In all, the FBI, a State Department panel, the Senate Homeland Security Committee and the Senate Intel Committee each ran their own, mostly fair probes. The five House committees—led by Republicans—got their bite, too. Still not satisfied, Republicans launched their own special committee—the United States House Select Committee on Events Surrounding the 2012 Terrorist Attack in Benghazi—to take one more crack at proving Clinton’s culpability.
In the end, Clinton wouldn’t become President, former UN Ambassador Susan Rice won’t become Secretary of State and there’s a swath of Americans who still believe Barack Obama pulled a major fast-one over on the public about Islamic terrorism. The Republican noise machine worked.
That brings us back to current events. House Speaker Nancy Pelosi had sought to name a non-partisan, apolitical special commission to investigate what happened on Jan. 6 at the Capitol, similar to the body that was set up after the Sept. 11, 2001, terrorist attacks. An astonishingly large number of Republicans—35—joined Democrats to create the panel in the House, but it failed in the Senate because only six Republicans voted in favor of it.
Having come up short, Pelosi’s backup option was to set up the House Select Committee to Investigate the January 6th Attack on the United States Capitol, to be comprised of 13 members. Pelosi has named her eight: seven Democrats and Republican Rep. Liz Cheney, who lost her leadership post for not buying the Big Lie that Trump was actually the winner in 2020. Pelosi has veto power over any of Republicans’ five remaining picks, which moves the committee into a partisan bullseye as the committee looks to have a 7-6 Democratic tilt.
And in this, House Minority Leader McCarthy has Benghazi as a reference point. Republicans had so tainted themselves in partisanship with Benghazi that they dropped all pretense of actually believing they were uncovering relevant facts. McCarthy understands that if he sends conspiracy theorists to Pelosi, she will surely reject them and give Republicans yet another grievance to fly high and loudly on Fox News. If he doesn’t send anyone—as Pelosi herself considered briefly during Benghazi—it is a unilateral signal that the panel doesn’t matter.

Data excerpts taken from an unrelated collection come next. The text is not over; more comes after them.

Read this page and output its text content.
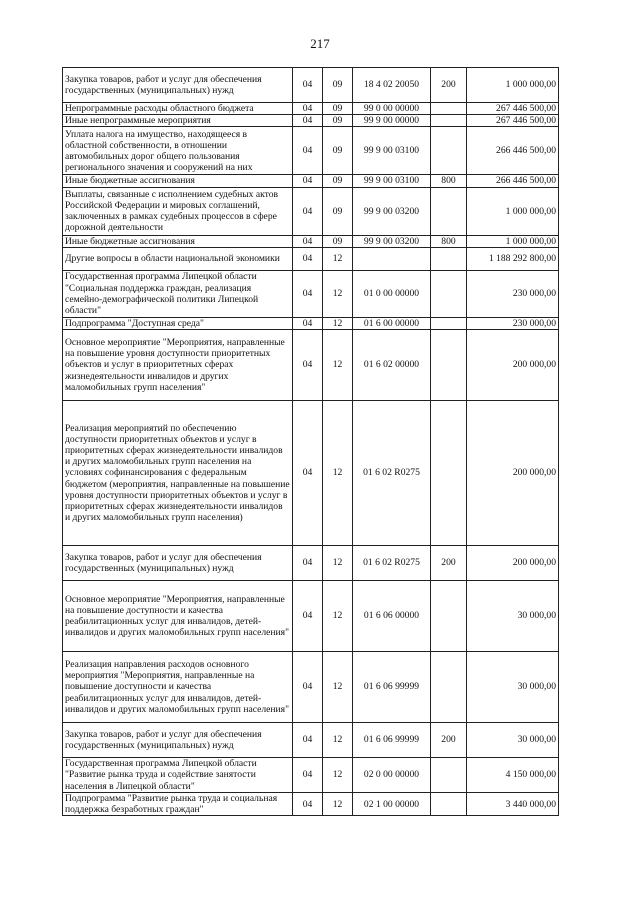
217
Закупка товаров, работ и услуг для обеспечения государственных (муниципальных) нужд	04	09	18 4 02 20050	200	1 000 000,00
Непрограммные расходы областного бюджета	04	09	99 0 00 00000		267 446 500,00
Иные непрограммные мероприятия	04	09	99 9 00 00000		267 446 500,00
Уплата налога на имущество, находящееся в областной собственности, в отношении автомобильных дорог общего пользования регионального значения и сооружений на них	04	09	99 9 00 03100		266 446 500,00
Иные бюджетные ассигнования	04	09	99 9 00 03100	800	266 446 500,00
Выплаты, связанные с исполнением судебных актов Российской Федерации и мировых соглашений, заключенных в рамках судебных процессов в сфере дорожной деятельности	04	09	99 9 00 03200		1 000 000,00
Иные бюджетные ассигнования	04	09	99 9 00 03200	800	1 000 000,00
Другие вопросы в области национальной экономики	04	12			1 188 292 800,00
Государственная программа Липецкой области "Социальная поддержка граждан, реализация семейно-демографической политики Липецкой области"	04	12	01 0 00 00000		230 000,00
Подпрограмма "Доступная среда"	04	12	01 6 00 00000		230 000,00
Основное мероприятие "Мероприятия, направленные на повышение уровня доступности приоритетных объектов и услуг в приоритетных сферах жизнедеятельности инвалидов и других маломобильных групп населения"	04	12	01 6 02 00000		200 000,00
Реализация мероприятий по обеспечению доступности приоритетных объектов и услуг в приоритетных сферах жизнедеятельности инвалидов и других маломобильных групп населения на условиях софинансирования с федеральным бюджетом (мероприятия, направленные на повышение уровня доступности приоритетных объектов и услуг в приоритетных сферах жизнедеятельности инвалидов и других маломобильных групп населения)	04	12	01 6 02 R0275		200 000,00
Закупка товаров, работ и услуг для обеспечения государственных (муниципальных) нужд	04	12	01 6 02 R0275	200	200 000,00
Основное мероприятие "Мероприятия, направленные на повышение доступности и качества реабилитационных услуг для инвалидов, детей-инвалидов и других маломобильных групп населения"	04	12	01 6 06 00000		30 000,00
Реализация направления расходов основного мероприятия "Мероприятия, направленные на повышение доступности и качества реабилитационных услуг для инвалидов, детей-инвалидов и других маломобильных групп населения"	04	12	01 6 06 99999		30 000,00
Закупка товаров, работ и услуг для обеспечения государственных (муниципальных) нужд	04	12	01 6 06 99999	200	30 000,00
Государственная программа Липецкой области "Развитие рынка труда и содействие занятости населения в Липецкой области"	04	12	02 0 00 00000		4 150 000,00
Подпрограмма "Развитие рынка труда и социальная поддержка безработных граждан"	04	12	02 1 00 00000		3 440 000,00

So what McCarthy may end up doing is following Pelosi’s example on Benghazi and send a professional but loyal member of the party. Doing so shows he recognizes the threat the committee poses to Trump, who remains the most powerful figure in the Republican Party and the frontrunner for the GOP nomination in 2024. Without Trump, McCarthy’s dreams of becoming Speaker after the 2022 midterms are moot. Pelosi sent Rep. Elijah Cummings to hold steady when Republicans veered wildly during Benghazi. McCarthy could find a comparable figure in a hard-nosed opposition leader like Jim Jordan or Elise Stefanik, who could prove reliable objectors.
Republicans in the lead-up to 2016 gave Americans a masterclass in how to conduct an investigation primed for political exploitation. Now, they’re going to try to convince Americans that Democrats are doing it themselves. The GOP chose to drive the Jan. 6 probe squarely into political territory by spiking an apolitical commission. Washington now faces the choice if its leaders are going to give the Republicans the tainted outcome they seem to chase.